Il sole, passando attraverso il blu cobalto delle vetrate, illumina magicamente anche gli angoli più remoti della cattedrale, mentre fuori la luce di un tramonto surreale – quasi le dieci di sera e dietro ad ogni individuo si staglia ancora chiara la sua ombra – incornicia uno dopo l’altro i meravigliosi portali. L’angolo nord-est, direzione del sorgere del giorno al solstizio d’estate, è il luogo dove tutto reinizia, la porta della Natività, il compimento della Nuova Alleanza. Come uomini del Medioevo, incapaci di leggere e scrivere, ma custodi ancora di quel cuore sincero, si può compiere un percorso che, passando dal portale sud, giunga infine sino al Portal Royal, l’ovest della cattedrale e rintracciare così tutte le sorgenti del sapere. Non c’è contraddizione tra scienza e fede: Dio s’è incarnato e tutta la sua vita è qui rappresentata; ma la vita dell’uomo è importante ai Suoi occhi e la continuità della creazione è scolpita negli uomini al lavoro, nei numeri, nel suo sapere. Non ci sono urla né stridore di denti per chi sia stato capace di conservare quel cuore di carne. Il giudizio universale del portale sud e la rappresentazione dell’apocalisse ad ovest, l’ingresso della cattedrale, posto là dove il sole tramonta, non sono luogo di mistero e di paura, ma di speranza per chi si dirige ad est, verso il Levante, dove apparirà, come un nuovo sole, Cristo che sconfigge tutte le nostre fatiche e il nostro dolore. Anche il labirinto, tristemente coperto dalle sedie, al centro dell’enorme navata centrale, non è luogo che quel cuore lo schiacci o lo opprima. I pellegrini che lo percorrono in ginocchio oggi non ci sono più, ma l’ultimo passo, il “salto nella gioia” si può compiere anche adesso, ché la via d’uscita è uno sguardo verso l’alto ed il mito di Crosso, il combattimento di Teseo col Minotauro, è storia del passato: non siamo fatti per luoghi di morte, ma per la vita. E percorrendo in lungo e in largo tutta la cattedrale, le necessarie soste davanti a Notre-Dame de la Belle Verrière, al Velo della Vergine, a Notre-dame du Pilier, lo sguardo non riesce a fare a meno di andare continuamente fin lassù, le volte della chiesa. Perché la magia di quest’edificio di pietra è anche questa: un luogo dove mura, colonne ed archi rampanti convergono le forze verso il basso, attira invece irresistibilmente i nostri occhi verso l’alto. Nulla è superfluo, tutto è necessario. Ma ciò che è necessità, qui si é fatto anche Bellezza.

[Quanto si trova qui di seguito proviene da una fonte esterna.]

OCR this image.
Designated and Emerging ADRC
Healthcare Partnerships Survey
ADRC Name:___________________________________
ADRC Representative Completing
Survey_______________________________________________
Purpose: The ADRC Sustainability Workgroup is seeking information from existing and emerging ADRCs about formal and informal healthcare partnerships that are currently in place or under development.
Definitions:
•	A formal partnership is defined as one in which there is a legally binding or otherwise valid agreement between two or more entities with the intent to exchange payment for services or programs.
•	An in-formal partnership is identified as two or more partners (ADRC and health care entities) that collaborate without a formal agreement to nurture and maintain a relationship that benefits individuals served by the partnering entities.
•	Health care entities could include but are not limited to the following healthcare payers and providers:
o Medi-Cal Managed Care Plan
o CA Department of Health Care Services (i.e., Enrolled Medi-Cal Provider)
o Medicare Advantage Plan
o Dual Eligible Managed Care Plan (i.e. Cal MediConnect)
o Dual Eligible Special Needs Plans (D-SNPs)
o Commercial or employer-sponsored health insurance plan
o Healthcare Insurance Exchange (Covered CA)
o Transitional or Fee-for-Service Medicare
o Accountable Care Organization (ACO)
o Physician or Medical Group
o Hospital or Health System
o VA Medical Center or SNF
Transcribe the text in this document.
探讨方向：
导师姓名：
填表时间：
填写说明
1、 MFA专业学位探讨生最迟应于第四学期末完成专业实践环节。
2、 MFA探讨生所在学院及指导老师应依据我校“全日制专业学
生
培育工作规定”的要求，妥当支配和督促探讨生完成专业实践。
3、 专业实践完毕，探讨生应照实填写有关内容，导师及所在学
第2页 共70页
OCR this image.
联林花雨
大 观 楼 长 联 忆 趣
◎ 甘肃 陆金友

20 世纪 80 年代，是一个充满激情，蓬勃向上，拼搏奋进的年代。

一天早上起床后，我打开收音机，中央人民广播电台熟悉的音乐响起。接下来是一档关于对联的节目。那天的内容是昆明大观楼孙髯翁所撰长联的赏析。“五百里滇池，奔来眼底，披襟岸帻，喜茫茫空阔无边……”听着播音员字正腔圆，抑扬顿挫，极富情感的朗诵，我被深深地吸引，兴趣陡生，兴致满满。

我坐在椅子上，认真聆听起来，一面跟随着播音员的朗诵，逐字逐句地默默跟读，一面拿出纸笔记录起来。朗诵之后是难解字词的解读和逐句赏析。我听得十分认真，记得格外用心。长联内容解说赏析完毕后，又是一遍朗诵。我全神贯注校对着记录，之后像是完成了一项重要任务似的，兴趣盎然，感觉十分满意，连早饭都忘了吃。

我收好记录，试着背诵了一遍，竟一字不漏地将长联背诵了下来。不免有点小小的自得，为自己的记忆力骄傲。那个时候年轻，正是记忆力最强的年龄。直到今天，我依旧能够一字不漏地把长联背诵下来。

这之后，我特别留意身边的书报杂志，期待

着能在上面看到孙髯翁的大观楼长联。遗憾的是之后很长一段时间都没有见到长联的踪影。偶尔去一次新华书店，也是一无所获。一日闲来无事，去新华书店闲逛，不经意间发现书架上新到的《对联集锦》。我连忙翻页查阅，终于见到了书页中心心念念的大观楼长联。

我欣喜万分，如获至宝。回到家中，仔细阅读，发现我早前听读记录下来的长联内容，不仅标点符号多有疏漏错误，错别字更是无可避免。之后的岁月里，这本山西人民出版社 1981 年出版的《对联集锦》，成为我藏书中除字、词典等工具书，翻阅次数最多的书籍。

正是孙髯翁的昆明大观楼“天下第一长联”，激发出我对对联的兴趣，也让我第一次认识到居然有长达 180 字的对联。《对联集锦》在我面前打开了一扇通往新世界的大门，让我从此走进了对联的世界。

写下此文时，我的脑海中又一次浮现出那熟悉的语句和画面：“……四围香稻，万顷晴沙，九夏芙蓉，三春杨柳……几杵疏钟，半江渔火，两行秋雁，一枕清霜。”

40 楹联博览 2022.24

Alla fine, quando il giorno se ne va, giunge anche per me il momento d’andar via. Anche se non si tratta di un addio: piuttosto di un arrivederci, perché prima o poi qui ci tornerò. Ma c’è un’esistenza, là fuori, che chiama a sé, esistenza destinata a diventar certezza, ancor più bella - se vissuta bene nell’attimo presente - di dieci, cento, mille cattedrali. Nell’Annuncio a Maria, di Paul Claudel, Anna Vercors dice a Pietro di Craon, costruttore di cattedrali: “Che vale il mondo rispetto alla vita? E che vale la vita se non per esser data? E perché tormentarsi quando è così semplice obbedire”. Eccola, la vita che chiama a sé, l’avventura che mi aspetta. Ed é semplice, in fondo, basta saperle obbedire. Con Amore. Nella certezza che il nostro nome, da sempre, è già stato pronunciato. Da un Altro.